Remember that a dead air space is the best insulator, so be sure to seal all the outside/inside air leaks before installing any type of insulation.

Butyl caulk is the best caulking of any type.

T_Bone
 
Couple comments...
In general, squishing down insulation doesn"t help. it usually hurts. Insulation works because of all the small airspaces - when you compress them, they go away.

The comment above about sealing the gaps is a good one - this is critical in knocking down the airborn sound.

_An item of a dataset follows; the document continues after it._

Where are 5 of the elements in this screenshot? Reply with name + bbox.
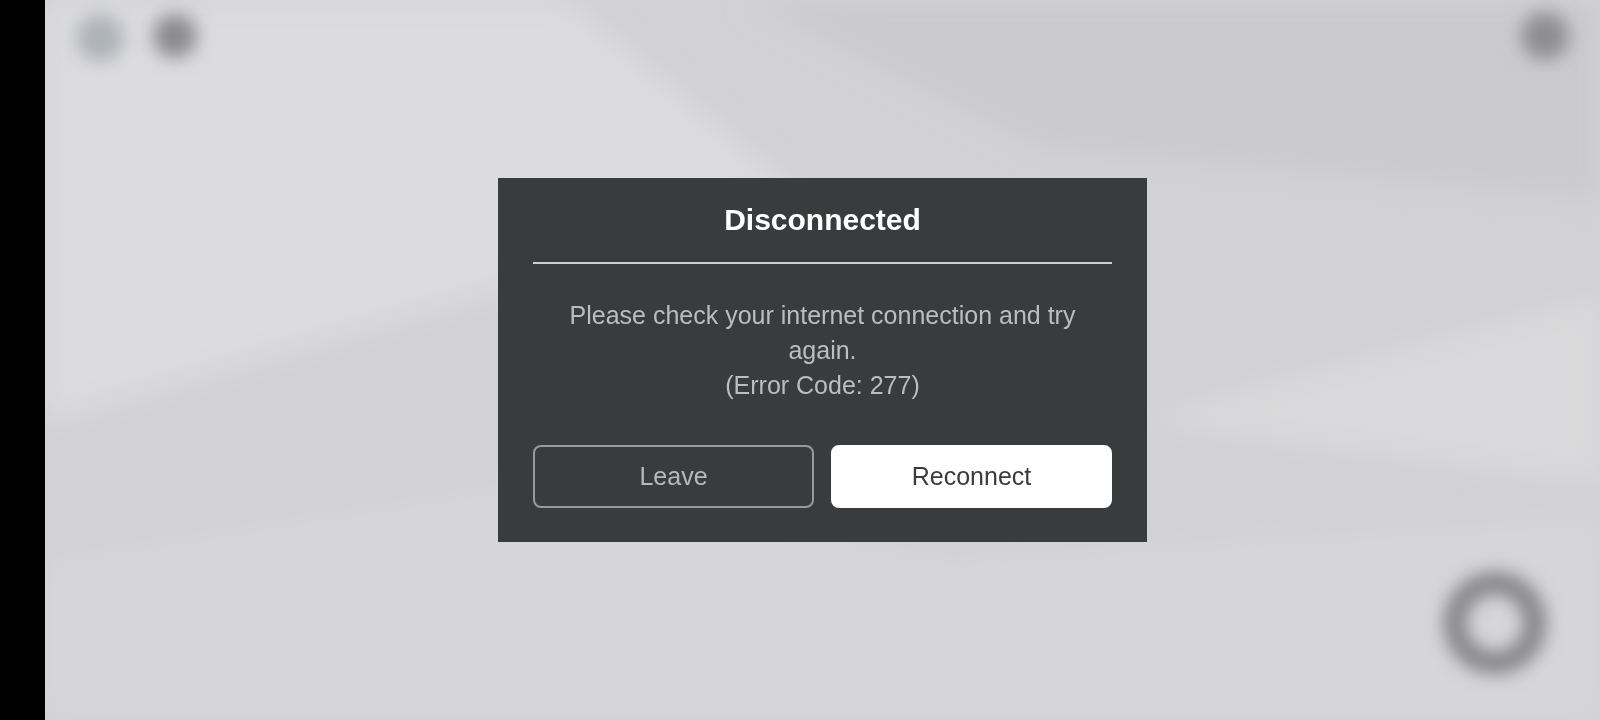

We"ve used a product called Quietrock in high end commercial condo"s and had great success. It"s a little expensive ($80 a sheet during the last building boom) but not that bad for small installations. Basically 2 layers of drywall laminated together with an acoustic decoupler. We used one of their better systems and when finished ran a circular saw in one condo about 5" from the wall and heard nothing in the other condo.
here"s their site - has some good info on different levels of installations:
www.quietsolutions.com

Any way you go - remember sound travels in waves both by air and through vibration. So make sure you try to isolate both.

Good luck

Tony
 
I was alway under the impression that ROXUL wasn"t available on the States. Is it hard to get/special order or do they stock it in the lumber yards?